CI/CD Pipeline Architecture
Building automated deployment pipelines from scratch for microservices.
"If it hurts, do it more frequently, and bring the pain forward."
The Theory
In “Continuous Delivery”, Humble and Farley argue that deployment should be a non-event—a routine, automated process that can happen at any time. The key is a deployment pipeline: an automated manifestation of your process for getting software from version control into production.
The pipeline flow shown above illustrates the complete automation: from git push through build, test, and security scan gates, to blue-green deployment with automated health checks.
The Problem (Before)
In the speech therapy medical system project GoTech worked with, there was no automated deployment process. Releases were manual, infrequent, and high-risk.
The Failure Modes:
- A senior developer would SSH into production servers, pull the latest code, and manually verify deployment success.
- Deployments happened monthly, accumulating risk with each merged feature.

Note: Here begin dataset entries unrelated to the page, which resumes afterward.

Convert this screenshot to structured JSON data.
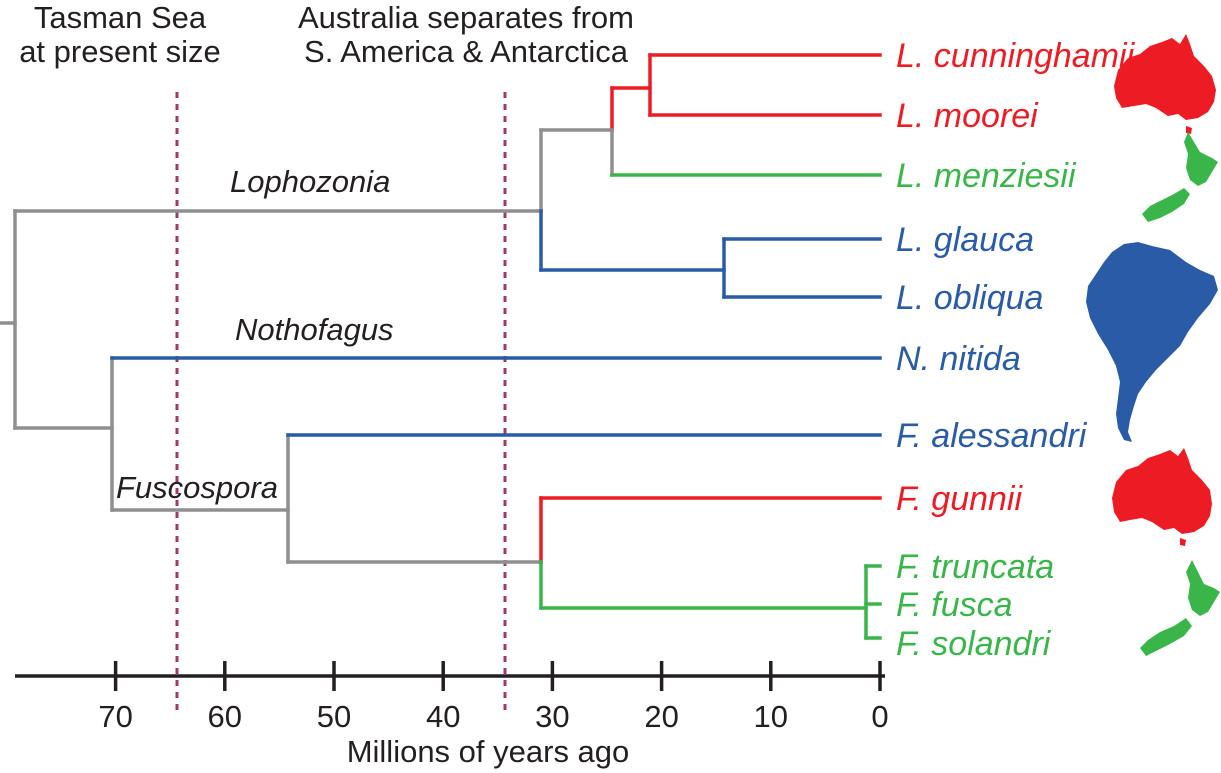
{
  "colors": {
    "gray": "#8f8f8f",
    "red": "#ed1c24",
    "green": "#39b54a",
    "blue": "#2a5ba6",
    "event_line": "#9e3a6b",
    "axis": "#231f20"
  },
  "events": [
    {
      "line1": "Tasman Sea",
      "line2": "at present size",
      "mya": 65
    },
    {
      "line1": "Australia separates from",
      "line2": "S. America & Antarctica",
      "mya": 35
    }
  ],
  "clades": [
    "Lophozonia",
    "Nothofagus",
    "Fuscospora"
  ],
  "taxa": [
    {
      "name": "L. cunninghamii",
      "region": "australia"
    },
    {
      "name": "L. moorei",
      "region": "australia"
    },
    {
      "name": "L. menziesii",
      "region": "new-zealand"
    },
    {
      "name": "L. glauca",
      "region": "south-america"
    },
    {
      "name": "L. obliqua",
      "region": "south-america"
    },
    {
      "name": "N. nitida",
      "region": "south-america"
    },
    {
      "name": "F. alessandri",
      "region": "south-america"
    },
    {
      "name": "F. gunnii",
      "region": "australia"
    },
    {
      "name": "F. truncata",
      "region": "new-zealand"
    },
    {
      "name": "F. fusca",
      "region": "new-zealand"
    },
    {
      "name": "F. solandri",
      "region": "new-zealand"
    }
  ],
  "node_ages_mya": {
    "root": 80,
    "lophozonia": 31,
    "aus_nz": 25,
    "cunninghamii_moorei": 21.5,
    "glauca_obliqua": 14.5,
    "nothofagus_fuscospora": 71,
    "fuscospora": 55,
    "gunnii_nz": 31,
    "nz_fuscospora": 1.5
  },
  "axis": {
    "ticks": [
      "70",
      "60",
      "50",
      "40",
      "30",
      "20",
      "10",
      "0"
    ],
    "title": "Millions of years ago"
  },
  "maps": [
    {
      "region": "australia",
      "color_key": "red"
    },
    {
      "region": "new-zealand",
      "color_key": "green"
    },
    {
      "region": "south-america",
      "color_key": "blue"
    },
    {
      "region": "australia",
      "color_key": "red"
    },
    {
      "region": "new-zealand",
      "color_key": "green"
    }
  ]
}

- “Works on my machine” was a daily occurrence—no standardized build environment.
- Rollbacks required manual intervention and took hours, extending outage windows.
The Solution (After)
I designed and implemented a complete CI/CD pipeline from scratch, treating the pipeline itself as a first-class software project.
- Containerization: Dockerized all services with multi-stage builds. Build environment identical from laptops to production.
- Automated Testing Gates: Each commit triggers unit tests, integration tests, and security scans. Failed gates block merges.
- Blue-Green Deployments: Production runs two environments. New releases deploy to inactive; traffic switches after health checks.
- Infrastructure as Code: Pipeline configuration lives in version control alongside application code.
Impact Metrics
| Metric | Before | After |
|---|---|---|
| Deployment Process | Manual | Automated |
| Environment Parity | Inconsistent | Containerized |
| Rollback | Manual SSH | Automated |
When To Use This Pattern
Build a CI/CD pipeline when:
- Deployments are infrequent due to manual complexity
- Rollbacks require manual intervention
- “Works on my machine” is a common phrase
- Developers batch up changes because releasing is time-intensive
Key components to include:
- Automated tests as merge gates (not optional)
- Containerized builds for environment parity
- Blue-green or canary deployment strategies
- Infrastructure defined as code, not manual configuration
The Outcome
- Deployment Frequency: Moved from monthly releases to multiple deployments per day.
- Rollback Time: Reduced from hours to < 5 minutes via automated blue-green switching.
- Developer Confidence: Engineers merge features knowing the pipeline catches regressions before production.